(March 22, 2016 – Toronto, ON) It was a packed house at the Bloor Hots Docs Cinema this morning as the people behind North America’s largest and most important documentary festival unveiled the films that will make up this year’s schedule. The first announcement was that this year promises to be the biggest and the best festival in Hot Docs’ history. “This year’s festival is wonderfully curious, and especially adventurous,” said Hot Docs Executive Director Brett Hendrie. This year Hot Docs will present “a record number of world and international premiers.”
The 2016 Festival will screen 232 official selections and retrospective titles across 12 distinct programs. Culled from 2,735 submissions, this year’s selection comes from 51 countries and close to 40% of the titles come from women filmmakers. Just one such example is the opening night world premiere of (pictured below) League of Exotic Dancers from Canadian director Rama Rau.
The film sets the stage for a provocative and eye-opening “backstage tour” of the golden age of Burlesque through the colourful lives of unforgettable women who made it glitter. They are our guides, inductees into the Burlesque Hall of Fame, all titans of tease and each possessing a way with words as uninhibited and captivating as her routines. Illuminated by well-known and rare, never-before-seen, archival material and accentuated by a soundtrack
and original music which captures the mood of the era, League of Exotique Dancers peels off the layers of glitter to expose the sexism, racism and widespread stigma faced by Burlesque striptease performers and, indeed, the wider array of working women in that tumultuous era.

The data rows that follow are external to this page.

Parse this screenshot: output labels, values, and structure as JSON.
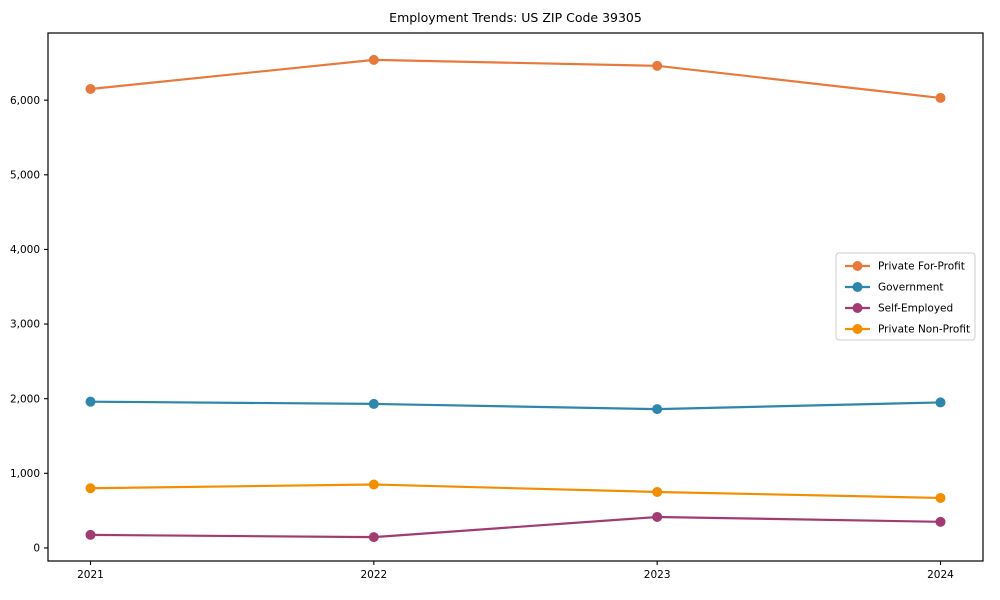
{
  "chart_data": {
    "type": "line",
    "title": "Employment Trends: US ZIP Code 39305",
    "xlabel": "",
    "ylabel": "",
    "x": [
      2021,
      2022,
      2023,
      2024
    ],
    "x_tick_labels": [
      "2021",
      "2022",
      "2023",
      "2024"
    ],
    "series": [
      {
        "name": "Private For-Profit",
        "color": "#E8793D",
        "values": [
          6150,
          6540,
          6460,
          6030
        ]
      },
      {
        "name": "Government",
        "color": "#2E86AB",
        "values": [
          1960,
          1930,
          1860,
          1950
        ]
      },
      {
        "name": "Self-Employed",
        "color": "#A23B72",
        "values": [
          175,
          145,
          415,
          350
        ]
      },
      {
        "name": "Private Non-Profit",
        "color": "#F18F01",
        "values": [
          800,
          850,
          750,
          670
        ]
      }
    ],
    "xlim": [
      2020.85,
      2024.15
    ],
    "ylim": [
      -175,
      6900
    ],
    "yticks": [
      0,
      1000,
      2000,
      3000,
      4000,
      5000,
      6000
    ],
    "ytick_label_format": "comma",
    "grid": false,
    "legend_position": "center-right",
    "marker": "circle",
    "axis_color": "#000000"
  }
}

It would be impossible to run a documentary festival without participation from the National Film Board (NFB). On the heels of a landmark commitment by the NFB to gender equity in film production, the wealth of talent and diversity in women’s documentary filmmaking at the NFB takes centre stage at Hot Docs, with four premieres of feature documentaries as well as four classic docs. The NFB selection also boasts a newly acquired independent work, for a total of nine films.
Making its world premiere as part of the festival’s Scotiabank Big Ideas Series is The Apology, a feature documentary debut by Toronto-based director Tiffany Hsiung that follows the personal journeys of three survivors of WWII sexual slavery in Japanese-occupied Asia. Won-ok Gil, a survivor and activist, and Mee-hyang Yoon, of the Korean Council for the Women Drafted for Sexual Slavery by Japan, will both take part in a panel discussion following the screening.
In the Canadian Spectrum, the festival’s official competition for Canadian productions, there will be, in addition to other films, three premieres of NFB feature-length documentaries, including the world premieres of Iqaluit-based filmmaker Alethea Arnaquq-Baril’s Angry Inuk (NFB/Unikkaat Studios/EyeSteelFilm), challenging well-established perceptions that have empowered anti-sealing activism, and Montreal-born, Nairobi-based filmmaker/journalist Anjali Nayar’s Gun Runners, the story of two North Kenyan warriors who’ve traded in their rifles to become professional marathoners. Making its Canadian premiere in Canadian Spectrum is Montrealer Zaynê Akyol’s Gulîstan, Land of Roses (Périphéria/Mîtosfilm/NFB), an up-close look at Kurdish women fighters waging war on ISIS. Non-NFB films in this section include KONELINE: our land beautiful. Directed by Nettie Wild this sensual, cinematic celebration of northwestern British Columbia will have its Toronto Premiere on Friday, April 29. More than just a film about the landscape, the doc looks at all the dreamers who move across it. Some hunt on the land. Some mine it. They all love it. Set deep in the traditional territory of the Tahltan First Nation, KONELĪNE captures beauty and complexity as one of Canada’s vast wildernesses undergoes irrevocable change.
Hot Docs’ Redux program will screen Alanis Obomsawin’s 1984 film Incident at Restigouche, in which this master documentarian delves into the history behind two Quebec Provincial Police raids on the Restigouche Reserve in June 1981. Obomsawin, whose legendary NFB career is about to enter its 50th year, puts justice and government relations with First Nations on trial in this landmark documentary.
Hot Docs’ Focus On program will pay tribute to award-winning producer and director Rosie Dransfeld with a retrospective that includes three NFB films: Beaverman (2002), The Dogwalker (2007), and Who Cares (2012), a powerful cinema vérité look at women caught in a cycle of addiction, violence and prostitution in Edmonton’s sex trade. The NFB is currently co-producing Dransfeld’s next documentary, Memento Mori.
Completing the NFB selection at Hot Docs is Zimbelism, a Studio Shoot/Bunbury Films co-produced documentary about the work of humanist photographer George S. Zimbel, distributed by the NFB. Directed by Jean-Francois Gratton and George’s son, Matt Zimbel, this 90-minute film has its Toronto premiere in Artscapes, a dedicated celebration of the arts, creativity, music and pop culture.
The Canadian International Documentary Festival, better known as Hot Docs, runs from April 28 to May 8 and tickets are on sale now.